Two properties of MVVM hold here:

  1. The ViewModel doesn't import the View. It can be tested by calling useItemsVM.getState().load() in plain Node, no render tree required.
  2. The View only reads from the ViewModel; it doesn't reach into the Model directly.

What you give up versus classical MVVM: the binding is unidirectional, and there's no INotifyPropertyChanged ceremony. You don't miss it.

The misunderstood part: most "MVVM in React" articles treat hooks as a flawed approximation. They aren't. They're the same idea with the binding mechanism replaced. If anything, they're cleaner. There's no hidden observer registration, just a render that re-runs when state changes.

What survives: most of MVVM's intent. ViewModel-as-hook or ViewModel-as-store is a plausible default for any non-trivial screen. What doesn't: data binding. You wire it manually with value and onChange, and you stop missing it after a week.

What actually survives

Strip the labels. The shared idea behind MVC, MVP, and MVVM is one sentence: keep render separate from logic. They differ on how, on who owns what, on what the framework does for you. They agree that a screen file with API calls, validation, navigation, and rendering is going to hurt.

Three things survive the trip to React Native:

  1. The Model is real. Use cases, repositories, domain types. Lives in its own folder. No imports from the framework. (See clean-architecture-react-native for how to draw that line.)

  2. The View should be small enough to render in a Storybook story. If you can't render a component with arbitrary props because it does its own fetching, you've fused the View and ViewModel without meaning to.

  3. Logic lives in a hook or a store, not in the component. Whether you call it a presenter, a view model, or just useItems, the rule is the same: the component's body should mostly be branches on state and event handlers that delegate.

The patterns are different names for the same advice, dressed for the framework that birthed them.

When the labels actually help

Two honest cases:

Onboarding. If you join a team that says "we use MVVM," you need to know which part of MVVM they kept and which part they redefined. The label is a starting point, not the answer. The right next questions are "where does the logic live" and "what is the View allowed to know."

Cross-platform conversations. If you're talking to a UIKit engineer who writes MVC, an Android engineer used to MVP, or a WPF engineer with two decades of MVVM, the labels are the bridge. Telling them "we use hooks" describes the mechanism, not the architecture. Telling them "the screen is the View, the hook is the ViewModel, the use case is the Model" lets them ask the right follow-ups.

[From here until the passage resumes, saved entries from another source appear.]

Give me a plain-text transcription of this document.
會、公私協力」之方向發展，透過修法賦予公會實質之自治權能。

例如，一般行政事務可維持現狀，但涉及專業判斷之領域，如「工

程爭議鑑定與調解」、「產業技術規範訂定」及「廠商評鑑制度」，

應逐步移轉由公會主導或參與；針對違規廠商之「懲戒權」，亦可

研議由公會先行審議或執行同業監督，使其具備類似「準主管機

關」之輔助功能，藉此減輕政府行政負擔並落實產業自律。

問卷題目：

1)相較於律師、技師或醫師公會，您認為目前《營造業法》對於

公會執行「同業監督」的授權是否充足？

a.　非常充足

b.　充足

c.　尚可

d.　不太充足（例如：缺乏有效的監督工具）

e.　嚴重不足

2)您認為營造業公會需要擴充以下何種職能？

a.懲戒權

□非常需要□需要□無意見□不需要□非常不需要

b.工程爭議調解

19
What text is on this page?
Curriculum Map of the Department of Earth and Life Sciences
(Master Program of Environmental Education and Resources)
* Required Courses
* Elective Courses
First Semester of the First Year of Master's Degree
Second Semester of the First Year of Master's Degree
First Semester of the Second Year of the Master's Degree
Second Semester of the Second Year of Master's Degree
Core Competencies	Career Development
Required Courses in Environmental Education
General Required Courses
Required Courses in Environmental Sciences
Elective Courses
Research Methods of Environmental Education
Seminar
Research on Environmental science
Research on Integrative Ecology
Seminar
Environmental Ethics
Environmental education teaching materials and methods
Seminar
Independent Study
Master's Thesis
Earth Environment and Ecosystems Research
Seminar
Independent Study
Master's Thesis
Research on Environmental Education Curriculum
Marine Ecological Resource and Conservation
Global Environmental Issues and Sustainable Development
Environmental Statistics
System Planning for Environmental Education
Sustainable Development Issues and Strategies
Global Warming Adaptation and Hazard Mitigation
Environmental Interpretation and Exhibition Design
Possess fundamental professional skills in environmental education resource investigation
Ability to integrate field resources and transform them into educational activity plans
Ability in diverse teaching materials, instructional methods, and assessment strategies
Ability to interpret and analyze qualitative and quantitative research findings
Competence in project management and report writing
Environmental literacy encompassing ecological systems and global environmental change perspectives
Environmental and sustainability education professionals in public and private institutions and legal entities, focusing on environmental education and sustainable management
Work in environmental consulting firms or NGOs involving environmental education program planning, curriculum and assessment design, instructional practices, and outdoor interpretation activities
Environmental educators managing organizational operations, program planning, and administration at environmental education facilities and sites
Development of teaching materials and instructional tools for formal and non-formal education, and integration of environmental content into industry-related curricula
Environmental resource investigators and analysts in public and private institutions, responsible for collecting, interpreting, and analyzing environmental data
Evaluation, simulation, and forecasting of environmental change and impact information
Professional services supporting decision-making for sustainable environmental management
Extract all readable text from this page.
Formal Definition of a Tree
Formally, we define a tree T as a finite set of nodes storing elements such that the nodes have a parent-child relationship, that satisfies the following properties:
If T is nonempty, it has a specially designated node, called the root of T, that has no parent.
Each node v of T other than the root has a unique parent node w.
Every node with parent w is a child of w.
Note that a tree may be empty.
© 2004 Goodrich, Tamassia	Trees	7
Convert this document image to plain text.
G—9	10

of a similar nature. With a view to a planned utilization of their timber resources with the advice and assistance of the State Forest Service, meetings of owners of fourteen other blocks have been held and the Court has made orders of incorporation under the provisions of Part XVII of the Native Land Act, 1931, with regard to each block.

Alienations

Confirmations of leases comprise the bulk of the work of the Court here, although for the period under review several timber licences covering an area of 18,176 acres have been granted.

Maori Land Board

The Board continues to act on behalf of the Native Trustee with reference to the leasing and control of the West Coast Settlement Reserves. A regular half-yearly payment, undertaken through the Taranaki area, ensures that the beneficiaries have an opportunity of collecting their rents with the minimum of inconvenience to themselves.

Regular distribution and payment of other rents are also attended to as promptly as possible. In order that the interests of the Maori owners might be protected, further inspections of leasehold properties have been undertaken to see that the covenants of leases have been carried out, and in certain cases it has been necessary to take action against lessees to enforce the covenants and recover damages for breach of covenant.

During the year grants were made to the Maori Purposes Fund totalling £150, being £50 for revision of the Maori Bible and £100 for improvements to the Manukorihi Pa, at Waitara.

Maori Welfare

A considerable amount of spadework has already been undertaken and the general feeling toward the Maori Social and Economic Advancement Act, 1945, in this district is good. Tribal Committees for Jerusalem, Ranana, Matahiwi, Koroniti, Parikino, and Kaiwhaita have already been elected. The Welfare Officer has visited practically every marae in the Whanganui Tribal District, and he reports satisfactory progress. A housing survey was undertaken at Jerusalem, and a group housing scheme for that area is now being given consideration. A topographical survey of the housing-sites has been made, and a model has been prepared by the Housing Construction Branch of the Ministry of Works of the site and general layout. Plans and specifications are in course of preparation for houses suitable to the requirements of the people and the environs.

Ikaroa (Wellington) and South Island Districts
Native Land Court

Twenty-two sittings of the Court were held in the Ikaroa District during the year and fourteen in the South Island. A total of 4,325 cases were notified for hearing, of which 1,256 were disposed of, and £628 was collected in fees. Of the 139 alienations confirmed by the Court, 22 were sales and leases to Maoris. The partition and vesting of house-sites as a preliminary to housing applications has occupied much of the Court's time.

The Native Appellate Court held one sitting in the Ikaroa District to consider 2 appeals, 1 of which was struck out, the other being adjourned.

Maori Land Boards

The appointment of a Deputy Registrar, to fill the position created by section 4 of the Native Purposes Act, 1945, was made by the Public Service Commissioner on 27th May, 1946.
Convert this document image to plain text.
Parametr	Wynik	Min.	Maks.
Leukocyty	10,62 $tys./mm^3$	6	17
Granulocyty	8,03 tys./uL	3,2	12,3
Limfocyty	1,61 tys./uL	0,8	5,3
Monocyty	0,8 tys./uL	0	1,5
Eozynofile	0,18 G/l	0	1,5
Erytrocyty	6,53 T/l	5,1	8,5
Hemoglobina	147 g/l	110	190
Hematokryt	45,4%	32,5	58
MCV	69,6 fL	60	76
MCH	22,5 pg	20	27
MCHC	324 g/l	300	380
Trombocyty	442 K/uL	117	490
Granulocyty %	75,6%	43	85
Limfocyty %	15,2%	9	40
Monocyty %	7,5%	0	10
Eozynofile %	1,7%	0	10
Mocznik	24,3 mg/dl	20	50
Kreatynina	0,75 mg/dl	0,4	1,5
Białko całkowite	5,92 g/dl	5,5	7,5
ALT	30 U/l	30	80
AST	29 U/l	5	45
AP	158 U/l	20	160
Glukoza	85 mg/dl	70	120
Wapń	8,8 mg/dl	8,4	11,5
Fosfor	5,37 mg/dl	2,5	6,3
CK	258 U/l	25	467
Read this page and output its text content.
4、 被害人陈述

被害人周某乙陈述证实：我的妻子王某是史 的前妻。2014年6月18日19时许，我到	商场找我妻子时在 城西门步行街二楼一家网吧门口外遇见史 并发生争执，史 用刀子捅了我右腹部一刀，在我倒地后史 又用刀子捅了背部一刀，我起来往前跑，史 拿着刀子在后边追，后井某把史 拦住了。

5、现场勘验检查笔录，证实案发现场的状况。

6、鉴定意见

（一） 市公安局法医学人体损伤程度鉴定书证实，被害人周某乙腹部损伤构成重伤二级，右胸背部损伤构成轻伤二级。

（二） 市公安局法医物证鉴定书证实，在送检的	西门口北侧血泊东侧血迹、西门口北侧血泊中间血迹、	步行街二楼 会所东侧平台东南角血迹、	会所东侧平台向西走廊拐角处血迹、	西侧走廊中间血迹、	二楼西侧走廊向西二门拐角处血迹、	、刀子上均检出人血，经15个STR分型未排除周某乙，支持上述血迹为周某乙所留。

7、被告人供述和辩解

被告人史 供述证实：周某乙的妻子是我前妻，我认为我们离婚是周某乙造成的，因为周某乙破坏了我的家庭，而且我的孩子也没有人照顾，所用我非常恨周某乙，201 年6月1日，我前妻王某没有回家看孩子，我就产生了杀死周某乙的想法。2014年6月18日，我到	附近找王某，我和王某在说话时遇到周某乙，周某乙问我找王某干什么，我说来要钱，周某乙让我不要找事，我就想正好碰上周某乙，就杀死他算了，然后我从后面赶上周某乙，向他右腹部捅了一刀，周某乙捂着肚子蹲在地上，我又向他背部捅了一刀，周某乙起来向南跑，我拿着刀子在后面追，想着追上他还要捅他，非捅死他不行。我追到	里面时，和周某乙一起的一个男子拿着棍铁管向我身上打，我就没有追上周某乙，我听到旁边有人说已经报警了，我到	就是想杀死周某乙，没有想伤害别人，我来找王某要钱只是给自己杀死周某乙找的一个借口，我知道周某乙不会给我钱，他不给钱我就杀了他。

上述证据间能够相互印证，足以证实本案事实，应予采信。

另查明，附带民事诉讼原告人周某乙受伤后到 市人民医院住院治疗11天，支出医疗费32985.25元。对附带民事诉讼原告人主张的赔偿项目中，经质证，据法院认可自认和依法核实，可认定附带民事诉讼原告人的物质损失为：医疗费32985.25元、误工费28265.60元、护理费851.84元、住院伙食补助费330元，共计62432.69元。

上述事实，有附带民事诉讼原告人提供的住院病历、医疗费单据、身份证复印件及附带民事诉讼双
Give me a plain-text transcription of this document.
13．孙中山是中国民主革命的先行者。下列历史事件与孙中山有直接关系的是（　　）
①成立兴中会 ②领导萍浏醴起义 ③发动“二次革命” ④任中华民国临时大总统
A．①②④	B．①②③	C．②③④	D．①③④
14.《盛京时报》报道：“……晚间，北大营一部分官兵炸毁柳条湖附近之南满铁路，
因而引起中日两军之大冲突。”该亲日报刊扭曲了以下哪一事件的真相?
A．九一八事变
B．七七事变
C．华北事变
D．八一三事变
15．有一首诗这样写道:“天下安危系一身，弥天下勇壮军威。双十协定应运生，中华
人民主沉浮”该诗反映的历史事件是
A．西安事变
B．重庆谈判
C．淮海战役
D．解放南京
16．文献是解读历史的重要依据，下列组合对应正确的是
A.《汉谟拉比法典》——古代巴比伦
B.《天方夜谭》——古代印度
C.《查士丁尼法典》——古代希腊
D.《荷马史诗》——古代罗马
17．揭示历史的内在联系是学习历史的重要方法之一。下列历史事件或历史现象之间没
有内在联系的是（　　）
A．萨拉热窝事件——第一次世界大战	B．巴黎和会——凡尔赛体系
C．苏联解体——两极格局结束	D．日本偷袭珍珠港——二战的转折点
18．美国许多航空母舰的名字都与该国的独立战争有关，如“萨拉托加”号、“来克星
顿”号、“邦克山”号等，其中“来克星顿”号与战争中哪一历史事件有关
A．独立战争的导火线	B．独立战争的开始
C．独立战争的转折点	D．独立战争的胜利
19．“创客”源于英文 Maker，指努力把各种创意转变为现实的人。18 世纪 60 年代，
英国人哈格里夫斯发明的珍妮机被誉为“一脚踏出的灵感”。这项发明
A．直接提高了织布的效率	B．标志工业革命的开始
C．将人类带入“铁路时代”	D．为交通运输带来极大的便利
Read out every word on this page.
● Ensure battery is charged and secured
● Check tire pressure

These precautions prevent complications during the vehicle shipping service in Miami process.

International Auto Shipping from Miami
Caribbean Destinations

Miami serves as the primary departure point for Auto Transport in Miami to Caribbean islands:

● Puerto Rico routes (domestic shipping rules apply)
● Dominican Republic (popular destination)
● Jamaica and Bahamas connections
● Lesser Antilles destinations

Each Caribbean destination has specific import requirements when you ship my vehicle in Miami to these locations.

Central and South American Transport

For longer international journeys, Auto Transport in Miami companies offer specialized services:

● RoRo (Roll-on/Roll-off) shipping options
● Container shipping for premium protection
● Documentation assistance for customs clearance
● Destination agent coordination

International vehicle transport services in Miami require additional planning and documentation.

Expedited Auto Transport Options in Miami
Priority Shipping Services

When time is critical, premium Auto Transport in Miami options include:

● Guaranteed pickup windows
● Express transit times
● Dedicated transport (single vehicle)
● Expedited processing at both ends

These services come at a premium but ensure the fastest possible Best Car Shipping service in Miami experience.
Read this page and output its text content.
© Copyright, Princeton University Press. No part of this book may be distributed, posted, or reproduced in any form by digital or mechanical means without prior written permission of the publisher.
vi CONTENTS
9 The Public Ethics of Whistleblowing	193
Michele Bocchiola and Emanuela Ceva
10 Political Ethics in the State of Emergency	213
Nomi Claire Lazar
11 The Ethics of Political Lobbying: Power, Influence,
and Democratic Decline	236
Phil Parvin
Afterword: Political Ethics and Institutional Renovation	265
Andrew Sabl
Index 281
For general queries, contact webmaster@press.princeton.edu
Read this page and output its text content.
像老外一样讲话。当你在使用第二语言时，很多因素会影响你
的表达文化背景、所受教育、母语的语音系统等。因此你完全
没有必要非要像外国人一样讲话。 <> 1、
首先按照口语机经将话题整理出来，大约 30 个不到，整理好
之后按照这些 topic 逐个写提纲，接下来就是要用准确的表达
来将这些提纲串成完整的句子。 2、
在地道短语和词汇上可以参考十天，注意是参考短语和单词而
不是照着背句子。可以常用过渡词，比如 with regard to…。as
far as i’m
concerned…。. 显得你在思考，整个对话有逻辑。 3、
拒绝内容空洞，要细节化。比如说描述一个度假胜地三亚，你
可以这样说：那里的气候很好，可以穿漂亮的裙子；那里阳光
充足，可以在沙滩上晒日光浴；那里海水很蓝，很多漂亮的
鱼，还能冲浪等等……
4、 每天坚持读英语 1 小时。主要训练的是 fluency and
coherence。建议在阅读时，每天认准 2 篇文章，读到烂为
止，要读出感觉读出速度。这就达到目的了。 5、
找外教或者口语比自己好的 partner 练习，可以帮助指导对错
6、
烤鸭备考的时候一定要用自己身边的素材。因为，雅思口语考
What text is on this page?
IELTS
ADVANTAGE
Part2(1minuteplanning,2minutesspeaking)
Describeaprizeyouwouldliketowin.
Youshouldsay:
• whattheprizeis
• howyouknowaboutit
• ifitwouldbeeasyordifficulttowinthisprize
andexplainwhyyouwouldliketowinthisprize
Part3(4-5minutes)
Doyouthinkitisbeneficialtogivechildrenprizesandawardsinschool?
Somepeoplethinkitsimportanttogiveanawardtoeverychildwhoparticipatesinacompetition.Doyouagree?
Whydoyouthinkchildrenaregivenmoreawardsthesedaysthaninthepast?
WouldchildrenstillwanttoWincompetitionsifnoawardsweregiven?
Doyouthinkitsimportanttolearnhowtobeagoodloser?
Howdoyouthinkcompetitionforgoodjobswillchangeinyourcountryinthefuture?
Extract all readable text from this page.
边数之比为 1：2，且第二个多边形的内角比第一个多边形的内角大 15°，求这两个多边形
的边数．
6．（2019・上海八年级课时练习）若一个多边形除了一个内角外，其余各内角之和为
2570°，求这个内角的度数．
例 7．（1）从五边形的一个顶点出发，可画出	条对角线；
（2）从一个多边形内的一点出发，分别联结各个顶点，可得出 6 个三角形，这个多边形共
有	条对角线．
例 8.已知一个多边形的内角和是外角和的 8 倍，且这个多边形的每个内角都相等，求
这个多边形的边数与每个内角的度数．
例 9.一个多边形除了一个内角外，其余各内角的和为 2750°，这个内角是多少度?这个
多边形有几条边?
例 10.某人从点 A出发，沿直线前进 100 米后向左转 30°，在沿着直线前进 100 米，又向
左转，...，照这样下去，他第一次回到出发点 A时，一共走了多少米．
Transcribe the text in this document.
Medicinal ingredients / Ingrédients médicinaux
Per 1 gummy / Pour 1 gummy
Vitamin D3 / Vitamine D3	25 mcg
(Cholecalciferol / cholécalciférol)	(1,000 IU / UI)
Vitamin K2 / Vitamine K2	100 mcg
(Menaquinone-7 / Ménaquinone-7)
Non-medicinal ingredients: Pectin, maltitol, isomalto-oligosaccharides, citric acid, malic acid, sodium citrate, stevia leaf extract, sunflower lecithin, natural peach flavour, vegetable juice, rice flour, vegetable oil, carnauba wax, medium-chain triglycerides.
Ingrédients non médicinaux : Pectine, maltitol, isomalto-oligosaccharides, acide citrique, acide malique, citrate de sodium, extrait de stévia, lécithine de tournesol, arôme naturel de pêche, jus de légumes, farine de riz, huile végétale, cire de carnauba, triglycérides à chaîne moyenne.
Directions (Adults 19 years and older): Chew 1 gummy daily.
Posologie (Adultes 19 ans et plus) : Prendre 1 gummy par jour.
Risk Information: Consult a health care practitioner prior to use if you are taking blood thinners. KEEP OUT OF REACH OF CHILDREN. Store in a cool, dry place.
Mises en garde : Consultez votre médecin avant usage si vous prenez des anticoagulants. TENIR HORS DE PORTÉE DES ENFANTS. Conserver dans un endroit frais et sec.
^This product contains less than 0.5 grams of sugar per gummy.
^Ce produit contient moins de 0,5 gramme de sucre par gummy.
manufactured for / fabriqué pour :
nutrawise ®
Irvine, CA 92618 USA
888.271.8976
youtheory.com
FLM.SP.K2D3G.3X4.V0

The bad case for labels is cargo-culting. A folder structure with views/, viewmodels/, and models/ doesn't make a codebase MVVM if half the screens still call fetch directly. Folders are documentation. Lint rules and review are enforcement.

The bill at month twelve

The patterns are old. The advice underneath them isn't. React Native doesn't get to skip the question of where logic lives just because hooks make it cheap to put it everywhere. The screen file that does its own fetching, validation, and animation will still be the one you debug at midnight, regardless of which acronym you put on the wall.

Pick a place for logic that isn't the component. Make the component small enough to render with props. Test the logic without rendering. The label matters less than whether the next engineer can find the bug.